$(23)$ If the function $f$ has the rule $f(x) = \sqrt{x^2-9}$ and the function $g$ has the rule $g(x) = x+5$.
$a. $ find integers $c$ and $d$ such that $f(g(x)) =\sqrt{(x+c)(x+d)}$
$b.$ state the maximal domain for which $f(g(x)) $ is defined
For question $(23) \;b.$, in the above , I am struggling with finding the domain. The answer states that $x\le8$ and $x\ge2$.
However, for $f(x)$, you can’t have a negative square root over the real field so $x\le -3$ and $x\gt 3$. So because x has already got this restricted domain, I had gotten the answer that $f(g(x))$ would mean $x\le$ and $x\gt3$...

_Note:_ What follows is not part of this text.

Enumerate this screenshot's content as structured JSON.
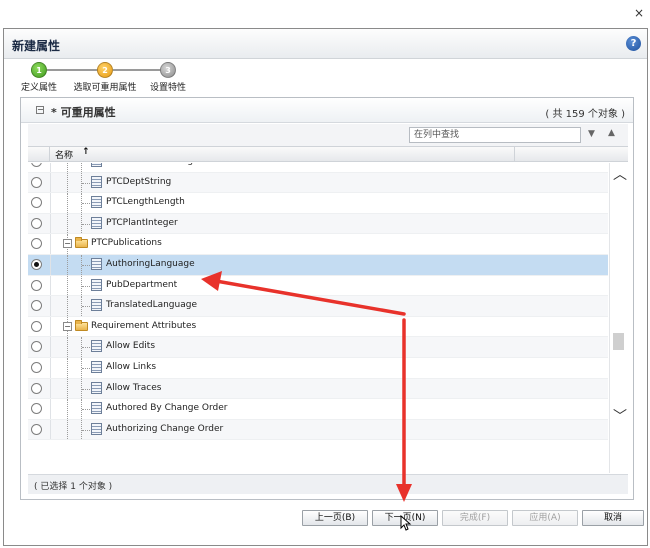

I know this is a very basic question but I just need some clarification.
Thanks!
I think you must have made a mistake at ($a$) or haven't noticed how $f$ and $f\circ g$ may have different definition domains. You noticed how $f$ is defined except for $-3 \leq x\leq 3$. Then $f\circ g$ is defined for $-3\leq g(x) \leq 3$ which is $-8\leq x \leq -2$.
You may find that $f(g(x))= \sqrt{(x+2)(x+8)}$.
Then, as you stated we must have $(x+2)(x+8)\geq 0$ for $f\circ g$ to be defined. This means that $(x+2)$ and $(x+8)$ have the same sign which happens for $x\leq -8$ or $x\geq -2$ The maximal definition domain is $(-\infty,-8)\cup(-2,\infty)$.
The $-$ signs may come from an error in your question (for instance is it $g(x)=x+5$ or $g(x)=x-5$?).